Par contre, pour prendre les armes en dehors des résolutions de l’ONU, sous l’égide de l’OTAN, là, il y a du monde.
Car la montée des tensions et des conflits, la guerre, voilà qui vient ajouter à la couleur sombre de ce tableau. Et la politique internationale de la France, atlantiste et guerrière, rompant avec le meilleur de la tradition diplomatique de notre pays dit des droits de l’homme n’est pas faite pour rassurer.
Cet été, à Gaza, on a massacré toute une partie de la population, déjà soumise au blocus, aux restrictions, aux contrôles. Plus que jamais, nous avons appelé le gouvernement français et l'Union européenne à geler les coopérations tant que le droit international ne sera pas respecté et nous lançons une campagne pour la libération des prisonniers politiques parmi lesquels Marwan Barghouti.
Plus que jamais, la justice et la paix doivent être mises à l’ordre du jour, car les offensives armées se font de plus en plus brutales, meurtrières, dévastatrices.
C’est vers le pire qu’a conduit la "guerre de civilisation" engagée par les Etats-Unis, sous l’égide de l’OTAN, durant les deux dernières décennies, enfantant des monstres qui se nourrissent du désespoir populaire, comme c’est le cas avec les terroristes de l’Etat Islamique, une création qui n’est pas née de nulle part.
Et nos amis kurdes que l’on a privés de pays au siècle dernier et dont la culture et l’existence ont été attaquées, nos amis du PKK, qui sont inscrits encore au registre international des organisations terroristes, y compris en France, sont apparus comme le seul rempart face à la barbarie. C’est pourquoi nous exprimons toute notre solidarité au peuple kurde, c’est le sens de la visite dernièrement de Pierre Laurent à Kobané.
Ces groupes djihadistes ont prospéré et échappent aujourd'hui à ceux qui les ont créés. Oui, les égorgeurs ne surgissent pas de nulle part. Ces groupes ont été financés et armés pour en faire des combattants au service d'intérêts occidentaux dans la région. C'est la vérité. Elle peut déranger mais, face aux immenses périls, et si nous voulons vraiment une réponse forte, elle doit apparaitre au grand jour.
J'aurai tendance à dire, qu'il faut aider à sortir de ce dilemme :
- soit l'impérialisme américain ou « occidental »,
- soit les djihadistes abreuvés de haine et de sang, dans lequel on plonge les peuples du monde.
Il faut se libérer de ce piège.

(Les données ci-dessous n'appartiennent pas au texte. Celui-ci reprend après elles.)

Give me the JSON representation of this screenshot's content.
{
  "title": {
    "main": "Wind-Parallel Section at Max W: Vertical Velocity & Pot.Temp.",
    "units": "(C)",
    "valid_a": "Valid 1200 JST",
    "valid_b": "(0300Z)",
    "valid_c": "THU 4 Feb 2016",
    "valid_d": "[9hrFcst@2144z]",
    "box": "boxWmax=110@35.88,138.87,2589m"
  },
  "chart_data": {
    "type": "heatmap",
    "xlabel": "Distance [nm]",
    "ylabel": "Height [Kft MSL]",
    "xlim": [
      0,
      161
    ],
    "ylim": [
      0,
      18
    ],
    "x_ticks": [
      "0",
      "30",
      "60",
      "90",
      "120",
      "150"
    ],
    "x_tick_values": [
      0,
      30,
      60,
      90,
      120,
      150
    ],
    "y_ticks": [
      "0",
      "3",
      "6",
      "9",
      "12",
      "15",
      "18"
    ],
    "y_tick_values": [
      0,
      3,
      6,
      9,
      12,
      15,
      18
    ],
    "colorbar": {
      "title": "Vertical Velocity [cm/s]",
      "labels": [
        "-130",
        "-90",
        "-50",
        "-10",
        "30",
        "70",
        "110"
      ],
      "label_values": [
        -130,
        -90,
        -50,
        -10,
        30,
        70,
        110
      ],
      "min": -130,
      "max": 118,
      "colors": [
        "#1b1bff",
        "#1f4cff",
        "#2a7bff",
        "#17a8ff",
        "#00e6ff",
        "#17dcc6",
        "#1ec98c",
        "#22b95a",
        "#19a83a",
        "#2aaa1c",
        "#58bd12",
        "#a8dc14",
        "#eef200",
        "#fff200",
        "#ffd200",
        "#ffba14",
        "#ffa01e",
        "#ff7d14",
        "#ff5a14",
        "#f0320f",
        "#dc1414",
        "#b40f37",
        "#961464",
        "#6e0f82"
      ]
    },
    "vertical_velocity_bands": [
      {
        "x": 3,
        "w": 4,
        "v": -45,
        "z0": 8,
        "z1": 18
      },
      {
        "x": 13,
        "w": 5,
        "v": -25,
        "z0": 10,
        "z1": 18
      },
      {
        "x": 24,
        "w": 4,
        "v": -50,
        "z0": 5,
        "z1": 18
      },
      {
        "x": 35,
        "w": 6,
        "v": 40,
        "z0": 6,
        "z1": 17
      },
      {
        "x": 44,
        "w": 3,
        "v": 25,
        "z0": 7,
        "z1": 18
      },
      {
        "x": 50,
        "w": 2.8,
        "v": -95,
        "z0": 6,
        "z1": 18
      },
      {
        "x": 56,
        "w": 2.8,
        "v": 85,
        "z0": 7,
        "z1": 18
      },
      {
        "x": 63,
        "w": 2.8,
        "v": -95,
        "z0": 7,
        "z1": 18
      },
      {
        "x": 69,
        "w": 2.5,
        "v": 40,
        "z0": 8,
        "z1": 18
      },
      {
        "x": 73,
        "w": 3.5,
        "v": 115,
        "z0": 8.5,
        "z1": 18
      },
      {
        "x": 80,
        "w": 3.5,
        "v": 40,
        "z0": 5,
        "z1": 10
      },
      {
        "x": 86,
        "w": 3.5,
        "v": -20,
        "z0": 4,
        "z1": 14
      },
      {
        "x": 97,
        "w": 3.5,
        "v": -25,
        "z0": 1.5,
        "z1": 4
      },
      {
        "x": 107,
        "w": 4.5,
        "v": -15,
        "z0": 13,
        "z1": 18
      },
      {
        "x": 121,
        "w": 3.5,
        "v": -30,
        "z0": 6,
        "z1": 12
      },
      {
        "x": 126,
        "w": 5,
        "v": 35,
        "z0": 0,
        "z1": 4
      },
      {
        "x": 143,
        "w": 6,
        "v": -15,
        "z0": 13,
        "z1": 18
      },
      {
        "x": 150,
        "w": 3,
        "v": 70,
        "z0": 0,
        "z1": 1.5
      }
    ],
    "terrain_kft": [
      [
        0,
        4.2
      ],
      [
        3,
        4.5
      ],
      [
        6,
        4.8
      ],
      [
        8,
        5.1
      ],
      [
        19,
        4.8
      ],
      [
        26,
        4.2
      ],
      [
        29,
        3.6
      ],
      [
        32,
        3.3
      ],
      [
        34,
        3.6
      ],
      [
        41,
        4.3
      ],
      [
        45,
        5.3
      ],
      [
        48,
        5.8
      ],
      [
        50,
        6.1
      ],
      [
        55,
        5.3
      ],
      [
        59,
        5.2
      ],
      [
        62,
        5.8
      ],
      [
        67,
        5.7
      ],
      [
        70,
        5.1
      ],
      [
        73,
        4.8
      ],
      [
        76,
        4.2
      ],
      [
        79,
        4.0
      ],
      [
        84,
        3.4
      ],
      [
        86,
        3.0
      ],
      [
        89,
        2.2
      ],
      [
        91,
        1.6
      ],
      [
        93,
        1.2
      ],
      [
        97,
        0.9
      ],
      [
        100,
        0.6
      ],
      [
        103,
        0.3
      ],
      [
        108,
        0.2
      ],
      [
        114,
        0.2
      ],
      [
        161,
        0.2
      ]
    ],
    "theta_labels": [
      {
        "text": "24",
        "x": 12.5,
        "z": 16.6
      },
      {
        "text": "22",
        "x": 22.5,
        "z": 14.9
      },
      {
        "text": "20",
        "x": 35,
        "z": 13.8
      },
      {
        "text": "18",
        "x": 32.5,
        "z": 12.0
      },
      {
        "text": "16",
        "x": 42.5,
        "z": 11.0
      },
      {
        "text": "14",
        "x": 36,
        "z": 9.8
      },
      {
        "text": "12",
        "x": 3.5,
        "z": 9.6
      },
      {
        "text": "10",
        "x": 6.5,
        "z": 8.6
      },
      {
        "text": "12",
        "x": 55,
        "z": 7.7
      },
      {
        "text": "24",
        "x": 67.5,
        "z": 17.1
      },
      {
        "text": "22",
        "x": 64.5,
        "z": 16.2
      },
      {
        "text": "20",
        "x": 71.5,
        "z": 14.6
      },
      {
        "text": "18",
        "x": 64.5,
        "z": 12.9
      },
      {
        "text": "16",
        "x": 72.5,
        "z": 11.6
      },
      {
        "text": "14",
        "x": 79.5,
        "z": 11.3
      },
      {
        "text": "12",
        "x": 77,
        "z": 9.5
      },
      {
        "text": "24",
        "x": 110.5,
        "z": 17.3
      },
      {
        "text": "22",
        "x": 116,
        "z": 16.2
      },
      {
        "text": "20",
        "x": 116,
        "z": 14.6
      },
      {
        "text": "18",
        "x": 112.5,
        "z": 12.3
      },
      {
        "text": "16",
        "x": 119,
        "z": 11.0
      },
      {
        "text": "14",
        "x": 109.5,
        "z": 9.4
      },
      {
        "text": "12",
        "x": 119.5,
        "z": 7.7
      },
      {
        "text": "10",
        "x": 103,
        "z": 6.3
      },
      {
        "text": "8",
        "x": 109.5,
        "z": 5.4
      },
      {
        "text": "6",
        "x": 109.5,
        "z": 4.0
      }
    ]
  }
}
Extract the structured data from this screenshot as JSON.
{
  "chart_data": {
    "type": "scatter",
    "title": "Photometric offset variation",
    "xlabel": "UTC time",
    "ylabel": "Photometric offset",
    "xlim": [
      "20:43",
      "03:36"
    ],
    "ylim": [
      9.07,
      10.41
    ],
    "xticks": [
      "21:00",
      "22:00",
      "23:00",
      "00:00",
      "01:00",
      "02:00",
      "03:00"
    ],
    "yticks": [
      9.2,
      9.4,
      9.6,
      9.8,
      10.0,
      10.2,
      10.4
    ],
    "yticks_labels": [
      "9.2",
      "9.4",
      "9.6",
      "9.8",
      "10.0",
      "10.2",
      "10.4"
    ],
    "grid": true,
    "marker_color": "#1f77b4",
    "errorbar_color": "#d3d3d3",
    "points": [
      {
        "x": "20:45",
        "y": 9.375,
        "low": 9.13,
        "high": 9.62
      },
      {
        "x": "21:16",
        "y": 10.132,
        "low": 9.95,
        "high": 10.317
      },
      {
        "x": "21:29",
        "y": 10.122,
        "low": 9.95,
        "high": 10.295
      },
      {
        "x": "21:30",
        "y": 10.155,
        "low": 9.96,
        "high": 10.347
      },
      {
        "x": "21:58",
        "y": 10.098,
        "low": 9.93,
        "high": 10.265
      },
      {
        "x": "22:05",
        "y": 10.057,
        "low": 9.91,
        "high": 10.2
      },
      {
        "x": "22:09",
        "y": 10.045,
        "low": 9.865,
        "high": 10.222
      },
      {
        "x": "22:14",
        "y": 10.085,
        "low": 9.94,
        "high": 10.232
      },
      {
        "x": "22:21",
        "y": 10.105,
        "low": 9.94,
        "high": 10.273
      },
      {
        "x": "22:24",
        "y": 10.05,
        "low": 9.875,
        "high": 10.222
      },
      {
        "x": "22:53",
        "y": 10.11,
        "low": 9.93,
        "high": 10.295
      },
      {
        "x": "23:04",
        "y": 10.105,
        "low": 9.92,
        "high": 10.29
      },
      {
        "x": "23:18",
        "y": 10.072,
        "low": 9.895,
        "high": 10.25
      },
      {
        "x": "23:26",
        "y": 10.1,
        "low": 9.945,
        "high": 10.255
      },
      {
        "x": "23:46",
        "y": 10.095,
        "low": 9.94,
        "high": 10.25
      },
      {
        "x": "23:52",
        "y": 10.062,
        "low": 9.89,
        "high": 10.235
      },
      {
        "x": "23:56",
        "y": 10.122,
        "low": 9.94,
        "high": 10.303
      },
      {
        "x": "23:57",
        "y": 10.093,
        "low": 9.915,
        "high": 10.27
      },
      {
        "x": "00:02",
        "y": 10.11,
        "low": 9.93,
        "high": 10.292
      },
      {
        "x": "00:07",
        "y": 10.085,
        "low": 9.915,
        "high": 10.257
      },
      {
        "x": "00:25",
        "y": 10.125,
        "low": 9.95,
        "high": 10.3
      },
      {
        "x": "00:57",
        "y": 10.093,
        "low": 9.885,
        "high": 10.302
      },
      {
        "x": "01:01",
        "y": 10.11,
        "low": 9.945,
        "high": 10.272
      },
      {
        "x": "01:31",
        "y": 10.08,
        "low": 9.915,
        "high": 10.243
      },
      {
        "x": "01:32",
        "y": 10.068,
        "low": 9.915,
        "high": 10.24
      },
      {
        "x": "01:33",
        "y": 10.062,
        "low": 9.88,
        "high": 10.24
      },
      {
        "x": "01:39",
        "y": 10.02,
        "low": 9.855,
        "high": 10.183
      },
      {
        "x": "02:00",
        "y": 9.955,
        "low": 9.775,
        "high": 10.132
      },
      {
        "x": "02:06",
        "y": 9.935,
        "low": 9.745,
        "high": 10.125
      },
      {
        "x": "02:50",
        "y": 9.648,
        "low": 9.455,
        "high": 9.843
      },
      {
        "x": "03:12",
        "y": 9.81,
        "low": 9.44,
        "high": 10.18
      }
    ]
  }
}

C'est en ce sens, que notre solidarité doit aller aux forces progressistes, démocratiques qui luttent dans leur pays et s'activent pour des solutions politiques.
Notre solidarité pleine et entière, parce qu'il y a les puissances dominantes et en perte de vitesse, mais il y a aussi les puissances publiques attaquées et affaiblies, il y a la poussée des fanatismes et nationalismes qui tuent et massacrent, s'en prennent aux progressistes et démocrates - leur poussée est un facteur qu'on ne peut balayer d'un revers de manche, et c'est bien pour cela que le choix de la seule action militaire, a fortiori une coalition occidentale dirigée par les États-Unis et l'OTAN n'est pas la solution aux problèmes de l'Irak et ne fera qu'aggraver la situation des Irakiens, des populations de la région et du monde.
"La guerre au terrorisme" menée depuis plus de dix ans a comme conséquence première une aggravation de la situation, des périls renforcés et des crimes odieux. Les opérations militaires en Afghanistan, en Irak et en Libye n'ont rien réglées, rien solutionnées.
Les barbares semblent mêmes prospérer sur ce terreau de tensions permanentes, sans un avenir qui se dégage enfin pour les peuples.
Tout cela a pris, et depuis longtemps, une bien mauvaise direction avec la France en première ligne, engagée sabre au clair dans tous les mauvais coups. Sans résolution de l'ONU, sans vote au Parlement.
L'option militaire choisie par les Etats-Unis, soutenue par Hollande, n'est au final pas pour déplaire aux intégristes de l’état islamique qui se nourrissent de ce chaos. Jusqu'à quand ? Avec quelles conséquences là-bas et ici ?
Oui, ce qu’il faut mettre à l’ordre du jour, à l’heure où la guerre économique fait rage, et où le capitalisme fomente partout les conflits, c’est la paix et le désarmement, c’est le droit international, c’est le refus de l’instrumentalisation des religions et des cultures, et c’est ce que nous disons avec d’autres.
C’est parce que nous vivons dans le présent, que nous voulons dessiner l’avenir. Nous voulons aussi dire notre révolte, incandescente, qui provient du plus profond de nos êtres et de notre humanité.
Nous ne sommes pas, de ceux qui croient à la victoire définitive du capitalisme sur les hommes et les femmes et laissent le champ libre aux idées les plus sombres.
Nous voulons porter une autre idée de l’avenir, non pas pour nous rassurer à bon compte, non pas parce que nous serions inadaptés, déraisonnables, ou grincheux.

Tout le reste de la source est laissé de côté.